Жених так и продолжал стоять, молча смотря к окно. Ольга с ожиданием поглядывала на него. Ей явно не терпелось отдать распоряжение Степаниде готовить наши туалеты. Но пока Павел не ушёл, она не могла выйти из комнаты. Поймав её умоляющий взгляд, мне пришлось выйти вместе с ней, оставив «провидца» размышлять в одиночестве.
А подумать было над чем: нам предстояло организовать то, что мы планировали всё это время — «летучий» медицинский обоз.
Увы, инвалидов нам так и не вернули. «Самим нужны!»: ответил мне Виллие. Спасибо хоть оставшихся не забрали. В бумагах, подписанных Кутузовым, нам предписывалось отобрать для себя из собранного в Калуге ополчения «охочих людей». То бишь, в отряд к жениху нужно будет набрать охотников, а для нас должны подготовить десяток телег с возничими.
И если с последними вряд ли будут проблемы, то вот людей, отменно обращающихся с огнестрелом, найти было сложно. При том, что основной отряд Павла потеряет при этом несколько опытных татар, которые перейдут в охрану каравана. И хотя с пустых телег, по идее, нечего взять, возможность натолкнуться на какой-нибудь отдалённый французский разъезд оставалась.
Вот с чем у нас не было проблем, так это с пистолетами.
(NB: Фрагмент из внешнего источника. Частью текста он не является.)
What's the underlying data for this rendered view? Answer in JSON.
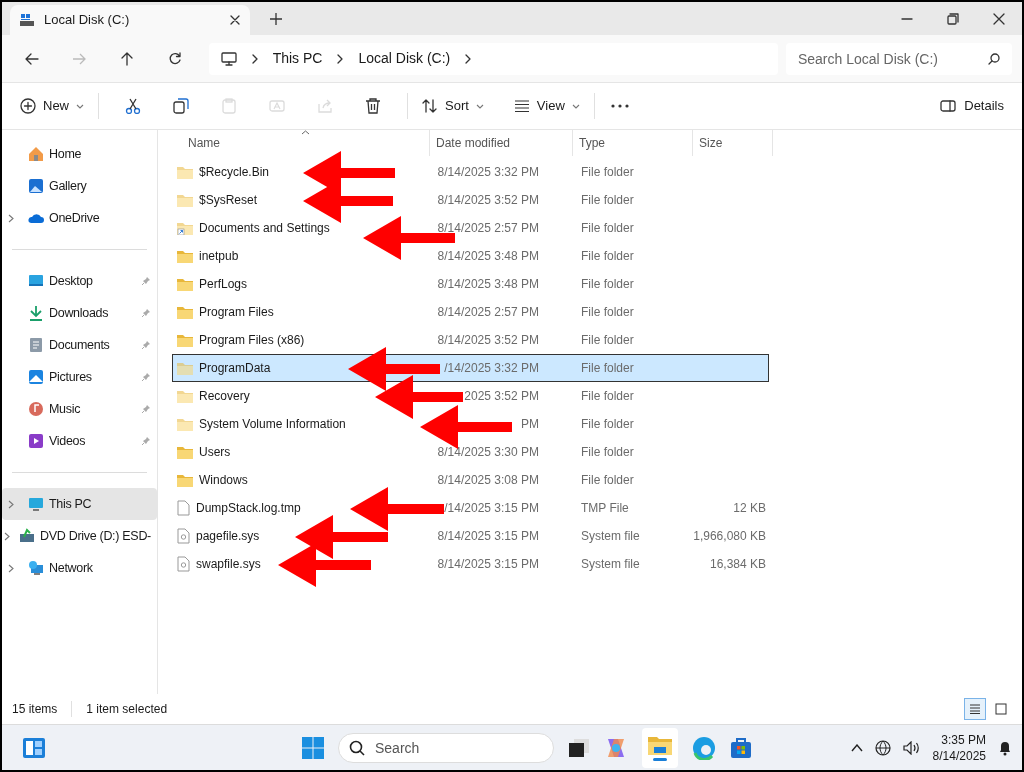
{
  "window": {
    "tab_title": "Local Disk (C:)"
  },
  "address": {
    "segments": [
      "This PC",
      "Local Disk (C:)"
    ],
    "search_placeholder": "Search Local Disk (C:)"
  },
  "toolbar": {
    "new_label": "New",
    "sort_label": "Sort",
    "view_label": "View",
    "details_label": "Details",
    "icons": [
      {
        "kind": "cut",
        "disabled": false
      },
      {
        "kind": "copy",
        "disabled": false
      },
      {
        "kind": "paste",
        "disabled": true
      },
      {
        "kind": "rename",
        "disabled": true
      },
      {
        "kind": "share",
        "disabled": true
      },
      {
        "kind": "delete",
        "disabled": false
      }
    ]
  },
  "sidebar": {
    "groups": [
      [
        {
          "label": "Home",
          "kind": "home",
          "expandable": false,
          "pinned": false,
          "selected": false
        },
        {
          "label": "Gallery",
          "kind": "gallery",
          "expandable": false,
          "pinned": false,
          "selected": false
        },
        {
          "label": "OneDrive",
          "kind": "cloud",
          "expandable": true,
          "pinned": false,
          "selected": false
        }
      ],
      [
        {
          "label": "Desktop",
          "kind": "desktop",
          "expandable": false,
          "pinned": true,
          "selected": false
        },
        {
          "label": "Downloads",
          "kind": "downloads",
          "expandable": false,
          "pinned": true,
          "selected": false
        },
        {
          "label": "Documents",
          "kind": "documents",
          "expandable": false,
          "pinned": true,
          "selected": false
        },
        {
          "label": "Pictures",
          "kind": "pictures",
          "expandable": false,
          "pinned": true,
          "selected": false
        },
        {
          "label": "Music",
          "kind": "music",
          "expandable": false,
          "pinned": true,
          "selected": false
        },
        {
          "label": "Videos",
          "kind": "videos",
          "expandable": false,
          "pinned": true,
          "selected": false
        }
      ],
      [
        {
          "label": "This PC",
          "kind": "pc",
          "expandable": true,
          "pinned": false,
          "selected": true
        },
        {
          "label": "DVD Drive (D:) ESD-",
          "kind": "dvd",
          "expandable": true,
          "pinned": false,
          "selected": false
        },
        {
          "label": "Network",
          "kind": "network",
          "expandable": true,
          "pinned": false,
          "selected": false
        }
      ]
    ]
  },
  "table": {
    "columns": [
      "Name",
      "Date modified",
      "Type",
      "Size"
    ],
    "rows": [
      {
        "name": "$Recycle.Bin",
        "date": "8/14/2025 3:32 PM",
        "type": "File folder",
        "kind": "folder",
        "hidden": true,
        "selected": false
      },
      {
        "name": "$SysReset",
        "date": "8/14/2025 3:52 PM",
        "type": "File folder",
        "kind": "folder",
        "hidden": true,
        "selected": false
      },
      {
        "name": "Documents and Settings",
        "date": "8/14/2025 2:57 PM",
        "type": "File folder",
        "kind": "shortcut",
        "hidden": true,
        "selected": false
      },
      {
        "name": "inetpub",
        "date": "8/14/2025 3:48 PM",
        "type": "File folder",
        "kind": "folder",
        "hidden": false,
        "selected": false
      },
      {
        "name": "PerfLogs",
        "date": "8/14/2025 3:48 PM",
        "type": "File folder",
        "kind": "folder",
        "hidden": false,
        "selected": false
      },
      {
        "name": "Program Files",
        "date": "8/14/2025 2:57 PM",
        "type": "File folder",
        "kind": "folder",
        "hidden": false,
        "selected": false
      },
      {
        "name": "Program Files (x86)",
        "date": "8/14/2025 3:52 PM",
        "type": "File folder",
        "kind": "folder",
        "hidden": false,
        "selected": false
      },
      {
        "name": "ProgramData",
        "date": "/14/2025 3:32 PM",
        "type": "File folder",
        "kind": "folder",
        "hidden": true,
        "selected": true
      },
      {
        "name": "Recovery",
        "date": "2025 3:52 PM",
        "type": "File folder",
        "kind": "folder",
        "hidden": true,
        "selected": false
      },
      {
        "name": "System Volume Information",
        "date": "PM",
        "type": "File folder",
        "kind": "folder",
        "hidden": true,
        "selected": false
      },
      {
        "name": "Users",
        "date": "8/14/2025 3:30 PM",
        "type": "File folder",
        "kind": "folder",
        "hidden": false,
        "selected": false
      },
      {
        "name": "Windows",
        "date": "8/14/2025 3:08 PM",
        "type": "File folder",
        "kind": "folder",
        "hidden": false,
        "selected": false
      },
      {
        "name": "DumpStack.log.tmp",
        "date": "/14/2025 3:15 PM",
        "type": "TMP File",
        "size": "12 KB",
        "kind": "file",
        "selected": false
      },
      {
        "name": "pagefile.sys",
        "date": "8/14/2025 3:15 PM",
        "type": "System file",
        "size": "1,966,080 KB",
        "kind": "system",
        "selected": false
      },
      {
        "name": "swapfile.sys",
        "date": "8/14/2025 3:15 PM",
        "type": "System file",
        "size": "16,384 KB",
        "kind": "system",
        "selected": false
      }
    ]
  },
  "status_bar": {
    "count": "15 items",
    "selection": "1 item selected"
  },
  "taskbar": {
    "search_placeholder": "Search",
    "time": "3:35 PM",
    "date": "8/14/2025"
  }
}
Уходя из отряда, инвалиды сдали всё полученное оружие. Вооружить возничих будет чем.
Не обошлось конечно и без непонимания. Бессовестный шотландец пытался оставить в армейской медицинской бригаде Марфу, как только узнал, что она уже проводила небольшие самостоятельные операции. К счастью, вмешался Павел и пояснил, что без женского сопровождения, моя помощница остаться никак не может. И пока ушлый лейб-медик не нашел в ближайшей деревне какую-нибудь старушку, мы поспешно уехали, забрав с собой Аристарха Петровича.
Господина Сурина по моей просьбе назначили номинальным начальником всей нашей авантюры. Почему не я? Так руководитель должен был оставаться в Калуге, организовать на базе Хлюстинской больницы приёмный покой для поступающих раненых. Но боюсь, по моим скромным подсчётам, в скорости Аристарху Петровичу придётся реквизировать для наших нужд даже ближайшие к госпиталю дома. Впрочем, это уже будет его головная боль.